NP-17 can up-regulate the expression of PI3K/Akt pathway in a time-dependent manner; by using PI3K/Akt pathway inhibitors LY294002 and Wortmannin, it was found that the inhibitors can increase cell death after NMDA injury; inhibitors can effectively inhibit PI3K /Akt pathway, but itself had no significant effect on cell viability.

This experiment shows that NP-17 may play a neuroprotective role by activating PI3K/Akt.

Example 5 The role of ERK pathway in NP-17 neuroprotection

1. Materials and Methods

1.1 Experimental cells and materials: Rat retinal ganglion cell-5 (RGC-5) was purchased from Fudan University School of Medicine; DMEM high-glucose medium was purchased from Invitrogen, USA; p-ERK antibody was purchased from CST Corporation, USA; beta- Actin antibody was purchased from Epitomic Company of the United States; PD098059 was purchased from MERK Company of the United States; related instruments of Western blot were purchased from Bio-Rad Company of the United States; relevant reagents of Western Blot were purchased from Beyontian Company of China.

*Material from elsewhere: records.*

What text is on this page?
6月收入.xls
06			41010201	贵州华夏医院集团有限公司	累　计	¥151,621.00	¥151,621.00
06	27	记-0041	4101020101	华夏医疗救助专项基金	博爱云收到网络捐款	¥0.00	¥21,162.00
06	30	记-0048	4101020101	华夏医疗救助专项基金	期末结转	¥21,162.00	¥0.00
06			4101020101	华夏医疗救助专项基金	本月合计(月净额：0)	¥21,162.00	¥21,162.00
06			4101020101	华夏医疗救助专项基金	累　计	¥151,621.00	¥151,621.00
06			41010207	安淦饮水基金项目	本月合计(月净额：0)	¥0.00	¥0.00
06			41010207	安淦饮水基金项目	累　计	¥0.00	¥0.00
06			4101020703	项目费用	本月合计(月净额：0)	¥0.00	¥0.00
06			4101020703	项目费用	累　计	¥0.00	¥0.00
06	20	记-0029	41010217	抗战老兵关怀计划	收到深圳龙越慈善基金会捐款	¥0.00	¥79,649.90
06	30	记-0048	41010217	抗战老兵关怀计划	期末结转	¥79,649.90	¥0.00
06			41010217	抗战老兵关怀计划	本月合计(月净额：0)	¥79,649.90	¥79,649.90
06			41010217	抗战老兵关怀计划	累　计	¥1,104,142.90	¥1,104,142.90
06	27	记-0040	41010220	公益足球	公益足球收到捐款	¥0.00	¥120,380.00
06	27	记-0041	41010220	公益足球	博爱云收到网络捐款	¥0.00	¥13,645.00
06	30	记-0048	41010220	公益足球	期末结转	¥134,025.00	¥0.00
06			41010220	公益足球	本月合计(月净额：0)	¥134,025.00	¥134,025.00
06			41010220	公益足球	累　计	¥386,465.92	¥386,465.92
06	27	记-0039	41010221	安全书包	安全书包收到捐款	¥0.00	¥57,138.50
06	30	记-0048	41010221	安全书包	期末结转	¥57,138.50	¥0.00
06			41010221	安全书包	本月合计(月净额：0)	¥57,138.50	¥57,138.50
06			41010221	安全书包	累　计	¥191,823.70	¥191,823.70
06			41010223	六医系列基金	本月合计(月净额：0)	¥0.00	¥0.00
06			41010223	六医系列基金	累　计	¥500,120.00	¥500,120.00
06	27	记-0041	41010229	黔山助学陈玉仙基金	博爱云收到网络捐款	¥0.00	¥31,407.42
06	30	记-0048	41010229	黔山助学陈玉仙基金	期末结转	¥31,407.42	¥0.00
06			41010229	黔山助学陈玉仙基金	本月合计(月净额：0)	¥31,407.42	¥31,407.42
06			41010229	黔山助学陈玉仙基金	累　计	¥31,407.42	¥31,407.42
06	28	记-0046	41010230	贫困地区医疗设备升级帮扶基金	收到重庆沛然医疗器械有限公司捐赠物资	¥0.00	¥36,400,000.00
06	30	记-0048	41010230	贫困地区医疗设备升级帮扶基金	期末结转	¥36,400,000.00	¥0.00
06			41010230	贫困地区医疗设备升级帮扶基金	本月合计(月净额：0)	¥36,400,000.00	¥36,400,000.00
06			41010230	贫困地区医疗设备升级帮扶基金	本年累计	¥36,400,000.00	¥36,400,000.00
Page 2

1.2 Experimental method: RGC-5 cells were placed in high-glucose DMEM medium containing 10% fetal bovine serum (FBS), 100U/ml penicillin and streptomycin double antibodies, placed at 37°C, 5% CO ₂ The expansion culture was carried out in the incubator, and the following experiments were carried out respectively:

1.2.1 The effect of NP-17 on the ERK pathway: Take cells in the logarithmic growth phase, adjust the density to 5×10 ⁵ and inoculate them in a large dish, a total of 7 cells. When the cells adhered well and reached 80% confluence, the DMEM medium without fetal bovine serum was replaced for serum starved culture for 24 hours. Add the medium containing NP-17 biopeptide into the large dish respectively, start timing after adding, and extract cell protein at the following time points: 0min, 2.5min, 5min, 7.5min, 10min, 30min, 1h. After protein extraction, Western Blot experiments were performed.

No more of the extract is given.